Bir Dilim Ekmek, Bir Yudum Vicdan…
Bir çocuk düşün dostum…
Okula aç gidiyor. Defterinde karalamalar var ama midesinde hiçbir şey yok.
Beslenme çantasına annesi “yarın koyarım” demiş.
O “yarın”, o çocuk için hiç gelmeyebilir.
Bir yaşlı kadın…
Pazar yerinde artık sebzeleri topluyor.
Kimse görmesin diye başını eğiyor.
Utanan o değil aslında — utanması gereken biziz.
Bir baba…
Evde çocuklarının yüzüne bakamıyor.
Elektrik faturasını ödeyememiş, mutfakta boş bir tencere.
Tencere kaynamadığında sadece yemek değil, umut da tükeniyor.
Ve birileri hâlâ bu ülkenin büyüdüğünü, refah içinde yüzdüğünü söylüyor.
Açlık; sadece aç kalmak değildir,
sesini duyuramamaktır, yok sayılmaktır.
Bir lokma ekmek uğruna, bir ömrün küçülmesidir bazen.
Ama biz biliyoruz:
Bu düzen değişebilir.
Bu halk, emeğiyle, alın teriyle, kalbiyle dimdik durabilir.

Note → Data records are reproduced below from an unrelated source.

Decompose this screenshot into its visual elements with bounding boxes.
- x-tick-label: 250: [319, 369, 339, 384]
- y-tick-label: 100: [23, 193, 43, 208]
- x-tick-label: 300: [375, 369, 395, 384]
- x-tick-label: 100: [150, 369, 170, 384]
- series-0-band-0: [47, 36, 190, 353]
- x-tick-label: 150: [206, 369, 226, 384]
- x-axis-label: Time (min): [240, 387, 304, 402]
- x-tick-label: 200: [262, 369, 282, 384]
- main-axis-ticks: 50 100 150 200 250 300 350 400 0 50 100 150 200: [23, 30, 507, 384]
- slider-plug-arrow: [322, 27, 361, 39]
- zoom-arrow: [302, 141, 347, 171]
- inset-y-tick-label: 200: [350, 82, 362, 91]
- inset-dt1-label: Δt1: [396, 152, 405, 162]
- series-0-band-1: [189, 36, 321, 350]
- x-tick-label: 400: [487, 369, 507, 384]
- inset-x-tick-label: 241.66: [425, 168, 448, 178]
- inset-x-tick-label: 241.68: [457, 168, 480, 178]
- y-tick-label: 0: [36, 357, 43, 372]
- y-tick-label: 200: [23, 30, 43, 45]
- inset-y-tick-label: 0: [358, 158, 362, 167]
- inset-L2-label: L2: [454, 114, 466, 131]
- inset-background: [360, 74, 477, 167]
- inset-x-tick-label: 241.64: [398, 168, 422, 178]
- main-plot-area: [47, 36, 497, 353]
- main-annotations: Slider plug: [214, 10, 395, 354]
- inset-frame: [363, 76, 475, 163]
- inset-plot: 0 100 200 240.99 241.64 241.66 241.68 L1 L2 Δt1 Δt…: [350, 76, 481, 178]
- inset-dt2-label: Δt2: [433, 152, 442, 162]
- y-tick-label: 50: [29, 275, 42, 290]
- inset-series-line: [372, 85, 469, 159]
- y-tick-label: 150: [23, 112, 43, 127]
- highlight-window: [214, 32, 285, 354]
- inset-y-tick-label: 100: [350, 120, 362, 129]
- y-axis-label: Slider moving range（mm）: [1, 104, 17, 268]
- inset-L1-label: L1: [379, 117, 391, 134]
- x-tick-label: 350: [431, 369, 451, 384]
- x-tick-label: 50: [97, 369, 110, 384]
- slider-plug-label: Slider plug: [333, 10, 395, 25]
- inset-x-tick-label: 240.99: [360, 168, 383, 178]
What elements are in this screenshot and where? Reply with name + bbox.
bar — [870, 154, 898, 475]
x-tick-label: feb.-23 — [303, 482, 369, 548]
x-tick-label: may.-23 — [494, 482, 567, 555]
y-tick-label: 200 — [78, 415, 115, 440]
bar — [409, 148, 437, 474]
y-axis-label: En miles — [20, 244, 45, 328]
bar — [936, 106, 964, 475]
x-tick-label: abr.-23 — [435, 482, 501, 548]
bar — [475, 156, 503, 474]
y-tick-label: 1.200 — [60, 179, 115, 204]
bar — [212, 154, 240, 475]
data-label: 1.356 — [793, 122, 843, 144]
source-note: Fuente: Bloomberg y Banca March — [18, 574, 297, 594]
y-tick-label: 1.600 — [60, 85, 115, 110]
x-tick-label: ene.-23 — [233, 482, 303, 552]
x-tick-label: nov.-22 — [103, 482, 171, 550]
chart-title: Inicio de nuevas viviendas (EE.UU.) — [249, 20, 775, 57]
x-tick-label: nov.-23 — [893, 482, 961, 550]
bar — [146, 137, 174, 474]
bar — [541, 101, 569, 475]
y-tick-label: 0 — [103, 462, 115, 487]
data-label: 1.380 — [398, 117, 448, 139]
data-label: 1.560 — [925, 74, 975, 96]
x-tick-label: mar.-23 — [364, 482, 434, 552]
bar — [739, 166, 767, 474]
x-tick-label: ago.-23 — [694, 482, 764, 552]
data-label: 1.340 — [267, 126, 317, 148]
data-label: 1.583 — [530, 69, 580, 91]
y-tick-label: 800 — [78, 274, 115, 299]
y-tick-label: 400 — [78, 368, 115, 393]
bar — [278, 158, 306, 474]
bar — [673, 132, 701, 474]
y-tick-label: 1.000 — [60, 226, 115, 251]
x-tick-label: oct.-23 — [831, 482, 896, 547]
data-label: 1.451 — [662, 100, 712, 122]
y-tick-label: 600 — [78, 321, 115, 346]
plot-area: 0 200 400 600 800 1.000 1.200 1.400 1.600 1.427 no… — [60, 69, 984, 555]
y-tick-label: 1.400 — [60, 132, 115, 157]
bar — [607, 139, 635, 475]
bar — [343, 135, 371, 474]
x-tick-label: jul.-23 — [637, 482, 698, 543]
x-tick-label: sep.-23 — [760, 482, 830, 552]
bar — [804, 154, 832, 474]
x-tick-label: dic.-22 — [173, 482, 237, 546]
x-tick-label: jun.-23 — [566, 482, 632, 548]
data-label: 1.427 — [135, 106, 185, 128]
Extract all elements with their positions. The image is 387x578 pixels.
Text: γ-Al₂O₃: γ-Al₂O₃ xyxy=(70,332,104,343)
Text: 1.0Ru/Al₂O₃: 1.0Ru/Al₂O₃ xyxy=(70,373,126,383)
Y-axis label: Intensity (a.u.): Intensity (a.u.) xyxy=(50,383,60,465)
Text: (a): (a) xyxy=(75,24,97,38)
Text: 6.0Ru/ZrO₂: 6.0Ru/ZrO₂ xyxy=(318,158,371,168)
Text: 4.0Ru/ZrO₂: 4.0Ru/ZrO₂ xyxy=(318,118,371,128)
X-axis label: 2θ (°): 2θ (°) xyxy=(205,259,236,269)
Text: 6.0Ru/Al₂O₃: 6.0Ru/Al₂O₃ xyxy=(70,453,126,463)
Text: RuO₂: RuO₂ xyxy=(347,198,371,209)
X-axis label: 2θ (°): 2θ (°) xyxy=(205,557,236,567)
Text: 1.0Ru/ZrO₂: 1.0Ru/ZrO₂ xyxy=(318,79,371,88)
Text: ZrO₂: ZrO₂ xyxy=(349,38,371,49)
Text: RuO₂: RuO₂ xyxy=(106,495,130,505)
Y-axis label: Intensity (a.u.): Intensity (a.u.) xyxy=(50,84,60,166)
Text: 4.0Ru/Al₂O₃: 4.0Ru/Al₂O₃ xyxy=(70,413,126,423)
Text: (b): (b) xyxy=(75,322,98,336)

Çünkü biz sofraları paylaşmayı bilen bir milletiz.
Yeter ki, adalet olsun.
Yeter ki, birilerinin doyabilmesi için başkaları aç kalmasın.
Bugün açlığa göz yumanlar,
yarın halkın vicdanında yargılanacak.
Ve biz, o gün gelene dek, her aç çocuğun, her yoksulun, her emekçinin sesi olmaya devam edeceğiz.
Çünkü bu ülke herkes doyana kadar özgür değildir.